It is no secret that I love baseball. It is my son’s chosen sport. He loves to play and I have grown to love it as well. As with most anything I do, I haven’t gone half way on my engagement with baseball. I love the history and I enjoy learning how to help my boy become better and better.
Over the years I have seen a large number of baseball games from youth levels up to the professional. I have come to appreciate defense and pitching much more than the offensive aspect of the game. Baseball Tonight’s “Web Gems” is one of my favorite bits of television.
I used to be in awe of the great diving plays. Now, I see them with a bit of a different eye. Some of them are the result of miraculous ability. However, I am learning that most of them are the result of guys being our of position or getting a bad jump on the ball.
When a guy takes two steps to the left or right we don’t typically sit in awe. We should.
The mundane and average play is typically the result of the player being in perfect position or reading the ball off the bat before the camera gets to him. You see, more often than not the average and mundane is so because the player has done the remarkable, he showed up in the right spot at the right time.

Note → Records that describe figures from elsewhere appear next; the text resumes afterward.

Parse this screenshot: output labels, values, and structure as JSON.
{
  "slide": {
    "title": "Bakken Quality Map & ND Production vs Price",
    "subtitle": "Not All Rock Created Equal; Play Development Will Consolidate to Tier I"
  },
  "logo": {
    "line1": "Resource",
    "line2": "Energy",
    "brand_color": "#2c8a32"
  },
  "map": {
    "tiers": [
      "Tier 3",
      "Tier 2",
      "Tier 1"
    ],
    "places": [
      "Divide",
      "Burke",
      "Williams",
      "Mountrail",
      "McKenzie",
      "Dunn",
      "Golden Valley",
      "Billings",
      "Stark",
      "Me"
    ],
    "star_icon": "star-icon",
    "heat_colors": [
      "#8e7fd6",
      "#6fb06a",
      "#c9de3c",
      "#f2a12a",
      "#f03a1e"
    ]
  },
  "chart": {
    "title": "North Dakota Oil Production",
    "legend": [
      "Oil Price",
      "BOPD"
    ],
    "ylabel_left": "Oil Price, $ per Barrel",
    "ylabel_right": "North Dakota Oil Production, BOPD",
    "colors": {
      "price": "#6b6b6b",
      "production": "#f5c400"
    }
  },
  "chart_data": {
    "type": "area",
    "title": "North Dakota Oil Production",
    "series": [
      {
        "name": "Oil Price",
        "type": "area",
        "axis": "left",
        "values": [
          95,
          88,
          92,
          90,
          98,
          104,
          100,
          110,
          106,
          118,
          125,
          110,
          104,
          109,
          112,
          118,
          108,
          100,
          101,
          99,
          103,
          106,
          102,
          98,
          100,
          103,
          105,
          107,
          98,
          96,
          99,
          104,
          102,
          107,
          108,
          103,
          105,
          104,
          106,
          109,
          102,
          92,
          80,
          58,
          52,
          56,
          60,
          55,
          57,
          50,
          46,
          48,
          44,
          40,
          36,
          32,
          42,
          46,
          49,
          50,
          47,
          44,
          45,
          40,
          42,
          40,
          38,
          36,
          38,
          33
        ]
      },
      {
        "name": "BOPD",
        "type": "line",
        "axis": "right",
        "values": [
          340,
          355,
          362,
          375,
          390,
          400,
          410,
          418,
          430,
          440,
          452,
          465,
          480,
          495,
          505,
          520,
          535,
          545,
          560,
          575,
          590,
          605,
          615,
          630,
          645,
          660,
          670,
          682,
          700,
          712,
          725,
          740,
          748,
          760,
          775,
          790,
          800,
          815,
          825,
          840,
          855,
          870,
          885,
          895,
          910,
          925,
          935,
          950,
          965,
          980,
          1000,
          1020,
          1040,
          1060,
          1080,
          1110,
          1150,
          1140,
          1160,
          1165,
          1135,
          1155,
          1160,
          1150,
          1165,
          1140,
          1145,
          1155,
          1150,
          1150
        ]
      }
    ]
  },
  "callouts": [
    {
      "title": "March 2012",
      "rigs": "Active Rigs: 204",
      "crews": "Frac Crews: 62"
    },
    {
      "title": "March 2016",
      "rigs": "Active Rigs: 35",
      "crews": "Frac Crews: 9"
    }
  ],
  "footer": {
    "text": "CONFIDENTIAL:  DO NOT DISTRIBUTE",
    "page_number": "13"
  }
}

As we move forward with the Antioch Movement we must embrace the mystery and beauty of the average and mundane in our every day world. We so often want the BIG, the GRAND, the SPLENDOR, of something that leaves us in awe. We want this so bad that we busy ourselves with the show. In the midst of that we miss the person next to us suffering quietly. We don’t see the single mom just wishing someone would give her a night off. The child who gets one free meal at school is nothing but a blip on our radar. The barista who just got dumped by her boyfriend who had been living with her for five years causes frustration in our life because she messed up our order.
The average and mundane.
The gospel is all about the average and mundane. When we live as a gospel community we will be more concerned about the average and mundane and celebrate what God does in the midst of us just being in the right place at the right time.